Polar Group Enhanced Gas-Phase Acidities of Carboxylic Acids: An Investigation of Intramolecular Electrostatic Interaction’ Kinetic Method
Journal of Physical Chemistry A
We studied the effects of polar groups on the gas-phase acidities of carboxylic acids experimentally and computationally. In this connection, the gas-phase acidities (ΔHacid, the enthalpy of deprotonation, and ΔGacid, the deprotonation free energy) of borane-complexed methylaminoacetic acid ((CH3)2N(BH3)CH2CO2H) and methylthioacetic acid (CH3S(BH3)CH2CO2H) were measured using the kinetic method in a flowing afterglow-triple quadrupole mass spectrometer. The values of ΔHacid and ΔGacid of (CH3)2N(BH3)CH2CO2H were determined to be 328.8 ± 1.9 and 322.1 ± 1.9 kcal/mol, and those of CH3S(BH3)CH2CO2H were determined to be 325.8 ± 1.9 and 319.2 ± 1.9 kcal/mol, respectively.
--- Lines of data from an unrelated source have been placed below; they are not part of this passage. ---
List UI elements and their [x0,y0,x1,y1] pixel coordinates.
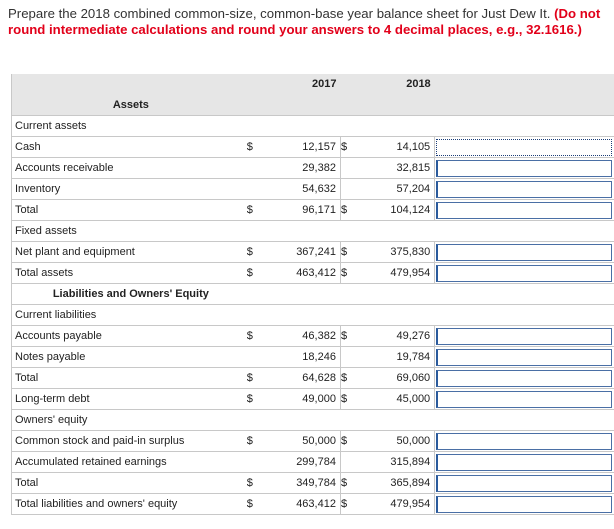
currency-symbol-2017: $ [247,200,272,221]
answer-cell [435,179,614,200]
value-2018: 14,105 [366,137,434,158]
answer-cell [435,431,614,452]
answer-cell [435,452,614,473]
section-row [12,305,614,326]
answer-input[interactable] [436,139,612,156]
balance-sheet-table [11,74,614,515]
row-label: Total assets [12,263,247,284]
value-2017: 96,171 [272,200,340,221]
currency-symbol-2017: $ [247,368,272,389]
table-row [12,137,614,158]
table-row [12,368,614,389]
answer-cell [435,389,614,410]
currency-symbol-2017: $ [247,389,272,410]
row-label: Net plant and equipment [12,242,247,263]
assets-rows [12,116,614,284]
currency-symbol-2017 [247,179,272,200]
section-row [12,221,614,242]
currency-symbol-2017: $ [247,431,272,452]
currency-symbol-2017: $ [247,494,272,515]
section-row [12,116,614,137]
row-label: Inventory [12,179,247,200]
currency-symbol-2017: $ [247,326,272,347]
assets-heading: Assets [12,94,247,116]
answer-cell [435,242,614,263]
currency-symbol-2017 [247,410,272,431]
value-2017 [272,221,340,242]
value-2018: 315,894 [366,452,434,473]
currency-symbol-2017: $ [247,263,272,284]
value-2017: 18,246 [272,347,340,368]
value-2018: 365,894 [366,473,434,494]
value-2017: 64,628 [272,368,340,389]
currency-symbol-2017 [247,305,272,326]
answer-cell [435,473,614,494]
currency-symbol-2018: $ [340,137,366,158]
currency-symbol-2018 [340,452,366,473]
value-2017: 463,412 [272,263,340,284]
value-2018 [366,221,434,242]
currency-symbol-2017 [247,452,272,473]
value-2018 [366,410,434,431]
row-label: Common stock and paid-in surplus [12,431,247,452]
currency-symbol-2017 [247,158,272,179]
table-row [12,179,614,200]
value-2017: 29,382 [272,158,340,179]
assets-heading-row [12,94,614,116]
value-2018: 49,276 [366,326,434,347]
currency-symbol-2018 [340,221,366,242]
row-label: Total [12,200,247,221]
currency-symbol-2018: $ [340,431,366,452]
currency-symbol-2017: $ [247,137,272,158]
currency-symbol-2018 [340,347,366,368]
currency-symbol-2017: $ [247,473,272,494]
section-row [12,410,614,431]
answer-cell [435,263,614,284]
instructions-rounding-note: (Do not round intermediate calculations and round your answers to 4 decimal places, e.g., 32.1616.) [8,6,601,37]
answer-input[interactable] [436,349,612,366]
value-2017: 463,412 [272,494,340,515]
table-row [12,452,614,473]
year-2017-header: 2017 [272,74,340,94]
value-2018: 45,000 [366,389,434,410]
table-row [12,326,614,347]
currency-symbol-2018: $ [340,368,366,389]
currency-symbol-2018 [340,305,366,326]
table-row [12,158,614,179]
value-2017: 349,784 [272,473,340,494]
value-2017: 54,632 [272,179,340,200]
currency-symbol-2018: $ [340,494,366,515]
answer-input[interactable] [436,244,612,261]
table-row [12,431,614,452]
value-2017: 367,241 [272,242,340,263]
row-label: Accounts payable [12,326,247,347]
answer-input[interactable] [436,496,612,513]
row-label: Accounts receivable [12,158,247,179]
answer-input[interactable] [436,181,612,198]
row-label: Fixed assets [12,221,247,242]
value-2018: 50,000 [366,431,434,452]
value-2018 [366,305,434,326]
liabilities-rows [12,305,614,515]
answer-cell [435,137,614,158]
year-2018-header: 2018 [366,74,434,94]
row-label: Cash [12,137,247,158]
row-label: Current assets [12,116,247,137]
value-2018: 19,784 [366,347,434,368]
answer-cell [435,410,614,431]
answer-input[interactable] [436,370,612,387]
currency-symbol-2018: $ [340,389,366,410]
row-label: Current liabilities [12,305,247,326]
answer-input[interactable] [436,265,612,282]
value-2017: 46,382 [272,326,340,347]
answer-cell [435,305,614,326]
table-row [12,389,614,410]
row-label: Owners' equity [12,410,247,431]
table-row [12,200,614,221]
answer-cell [435,221,614,242]
value-2017: 299,784 [272,452,340,473]
value-2018: 479,954 [366,494,434,515]
answer-cell [435,200,614,221]
table-row [12,347,614,368]
answer-cell [435,494,614,515]
row-label: Accumulated retained earnings [12,452,247,473]
table-row [12,263,614,284]
value-2018: 69,060 [366,368,434,389]
value-2017: 49,000 [272,389,340,410]
answer-cell [435,347,614,368]
table-row [12,242,614,263]
table-row [12,473,614,494]
value-2018: 32,815 [366,158,434,179]
currency-symbol-2018 [340,158,366,179]
answer-cell [435,158,614,179]
answer-input[interactable] [436,202,612,219]
liabilities-heading: Liabilities and Owners' Equity [12,284,247,305]
row-label: Total [12,368,247,389]
value-2018: 104,124 [366,200,434,221]
header-blank [12,74,247,94]
value-2017 [272,116,340,137]
row-label: Total [12,473,247,494]
answer-input[interactable] [436,475,612,492]
currency-symbol-2018: $ [340,200,366,221]
value-2017 [272,410,340,431]
currency-symbol-2018: $ [340,242,366,263]
value-2018: 57,204 [366,179,434,200]
answer-input[interactable] [436,160,612,177]
instructions [8,6,606,38]
instructions-text: Prepare the 2018 combined common-size, common-base year balance sheet for Just Dew It. [8,6,551,21]
row-label: Long-term debt [12,389,247,410]
value-2017 [272,305,340,326]
row-label: Notes payable [12,347,247,368]
value-2017: 50,000 [272,431,340,452]
answer-cell [435,116,614,137]
year-header-row [12,74,614,94]
currency-symbol-2018: $ [340,326,366,347]
row-label: Total liabilities and owners' equity [12,494,247,515]
currency-symbol-2018: $ [340,473,366,494]
currency-symbol-2017 [247,116,272,137]
value-2018: 375,830 [366,242,434,263]
answer-input[interactable] [436,433,612,450]
answer-cell [435,368,614,389]
answer-input[interactable] [436,328,612,345]
answer-input[interactable] [436,454,612,471]
currency-symbol-2017 [247,221,272,242]
currency-symbol-2017 [247,347,272,368]
answer-cell [435,326,614,347]
currency-symbol-2018: $ [340,263,366,284]
value-2018 [366,116,434,137]
currency-symbol-2017: $ [247,242,272,263]
value-2017: 12,157 [272,137,340,158]
currency-symbol-2018 [340,116,366,137]
table-row [12,494,614,515]
currency-symbol-2018 [340,179,366,200]
value-2018: 479,954 [366,263,434,284]
currency-symbol-2018 [340,410,366,431]
liabilities-heading-row [12,284,614,305]
answer-input[interactable] [436,391,612,408]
The theoretical enthalpies of deprotonation of (CH3)2N(BH3)CH2CO2H (329.2 kcal/mol) and CH3S(BH3)CH2CO2H (325.5 kcal/mol) were calculated at the B3LYP/6-31+G(d) level of theory. The calculated enthalpies of deprotonation of N-oxide−acetic acid (CH3NOCH2CO2H, 329.4 kcal/mol) and S-oxide−acetic acid (CH3SOCH2CO2H, 328.6 kcal/mol) are comparable to the experimental results for borane-complexed methylamino- and methylthioacetic acids. The enthalpy of deprotonation of sulfone−acetic acid (CH3SO2CH2CO2H, 326.1 kcal/mol) is about 2 kcal/mol lower than the S-oxide−acetic acid. The calculated enthalpy of deprotonation of sulfoniumacetic acid, (CH3)2S+CH2CO2H, is 243.0 kcal/mol. Compared to the corresponding reference molecules, CH3NHCH2CO2H and CH3SCH2CO2H, the dipolar group and the monopolar group substituted carboxylic acids are stronger acids by 11−14 and 97 kcal/mol, respectively. We correlated the changes of the acidity upon a polar group substitution to the electrostatic free energy within the carboxylate anion. The acidity enhancements in polar group substituted carboxylic acids are the results of the favorable electrostatic interactions between the polar group and the developing charge at the carboxyl group.
Polar Group Enhanced Gas-Phase Acidities of Carboxylic Acids: An Investigation of Intramolecular Electrostatic Interaction’ Kinetic Method.
Journal of Physical Chemistry A, 110(50), 13405–13411.